Gleichheit überall, im guten wie im bösen. Das ist Vielfalt: eine wie der andere, alle gleich. Nur eine Meinung ist richtig, alle anderen verbrecherisch, das ist Pluralismus (oder die Marketingversionen beider).

Mehr Ehrlichkeit - die leider auch ein Mehr an Bildung und Geist erforderte, woran der Appel scheitern mag - könnte der Sache nur nutzen, wenn aber jeder Konservative sich gewohnheitsmäßig als Nationalsozialist eingeordnet sieht, wird das seiner Bereitschaft, tatsächlichen Neo-Nazis entgegenzutreten, nicht unbedingt zuträglich sein.

Nach dieser zugegebenermaßen weitschweifigen Vorrede sind wir endlich am Thema des heutigen Artikels angelangt: Emil Nolde.

Die Zufälle der Welt sind oft nicht bar von Humor, da hieß ein seit kurzem (wieder) umstrittener Maler fast wie der streitende Historiker Ernst Nolte... man hätte es wissen müssen! Möglicherweise, oder auch höchstwahrscheinlich, war mindestens Nolde ein - echter - Nazi wie so viele seiner Generation, obwohl das im Einzelfall schwer letztgültig feststellbar ist.

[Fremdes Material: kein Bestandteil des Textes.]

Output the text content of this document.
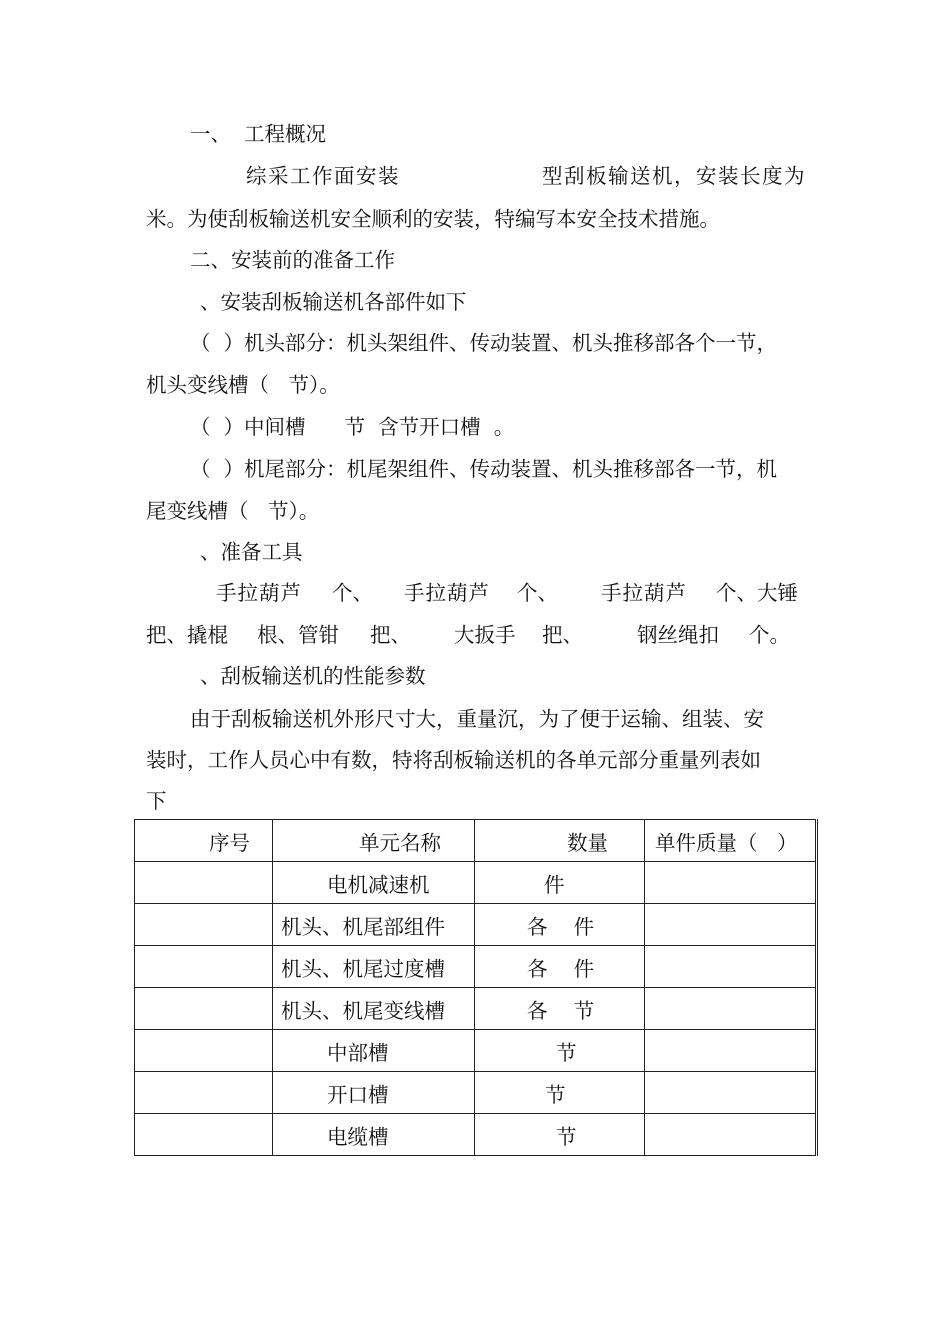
一、  工程概况
综采工作面安装	型刮板输送机，安装长度为
米。为使刮板输送机安全顺利的安装，特编写本安全技术措施。
二、安装前的准备工作
、安装刮板输送机各部件如下
（  ）机头部分：机头架组件、传动装置、机头推移部各个一节，
机头变线槽（   节）。
（  ）中间槽      节  含节开口槽  。
（  ）机尾部分：机尾架组件、传动装置、机头推移部各一节，机
尾变线槽（   节）。
、准备工具
手拉葫芦 个、 手拉葫芦 个、 手拉葫芦 个、大锤
把、撬棍 根、管钳 把、 大扳手 把、	钢丝绳扣 个。
、刮板输送机的性能参数
由于刮板输送机外形尺寸大，重量沉，为了便于运输、组装、安
装时，工作人员心中有数，特将刮板输送机的各单元部分重量列表如
下
序号	单元名称	数量	单件质量（   ）

	电机减速机	件	

	机头、机尾部组件	各    件	

	机头、机尾过度槽	各    件	

	机头、机尾变线槽	各    节	

	中部槽	节	

	开口槽	节	

	电缆槽	节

Der Hamburger Bahnhof widmet sich einer diesbezüglichen Neubewertung des Malers, der bislang als entnazifiziert galt. Letzteres zum einen dank der Deutschstunde, Sigfried Lenzens Weltbestseller von 1968, der als Schlüsselroman auf Nolde gemünzt war und als Schullektüre das Bild des Malers durch Jahrzehnte prägte, zum anderen aufgrund der rechnerischen Tatsache, daß Nolde der meistvertretene Künstler in der Ausstellung „Entarteter Kunst“ von 1937 war (man merkt, die Nazis verstanden von Marketing noch weniger als von Menschenrechten: Es gibt keine schlechte Werbung und zumindest die Namen der Künstler schrieb man doch wohl richtig. Dem Popularitätsschub der Verfemten wurde dann konsequent mit Berufsverboten entgegengewirkt).

Bei näherer Betrachtung wird klar, die Wahrheit ist komplizierter und war kurz nach Kriegsende auch bekannt, wurde dann aber schnell bewältigt. Die Bahnhofs-Kuratoren zitieren dazu den Kritiker Adi Behne, der Nolde 1947 einen „entarteten Entarteten“ nannte. Ferner erfahren wir, daß Nolde zwar mit insgesamt 1052 Werken in jener berühmt-berüchtigten Ausstellung vertreten, gut die Hälfte davon allerdings erst 1936 in Museumsbesitz gelangt war, als ein kunstsinniger Schwager von Ribbentrops ca. 350 Druckwerke als Schenkung an das Essener Folkwang Museum gab, dessen Direktor, Klaus von Baudissin, sie gerne annahm und gleich noch das größte Einzelgeschäft des Künstlers zu Lebzeiten abwickelte indem er weitere 100 Werke direkt aus dem Atelier ankaufte, die Sammlung zu vervollständigen. (Trotz aller Widerstände, die ihm unwiderlegbar auch entgegenschlugen, verkauften der Maler und seine Galerien ausgesprochen gut bis zum 1941 erteilten Berufsverbot.)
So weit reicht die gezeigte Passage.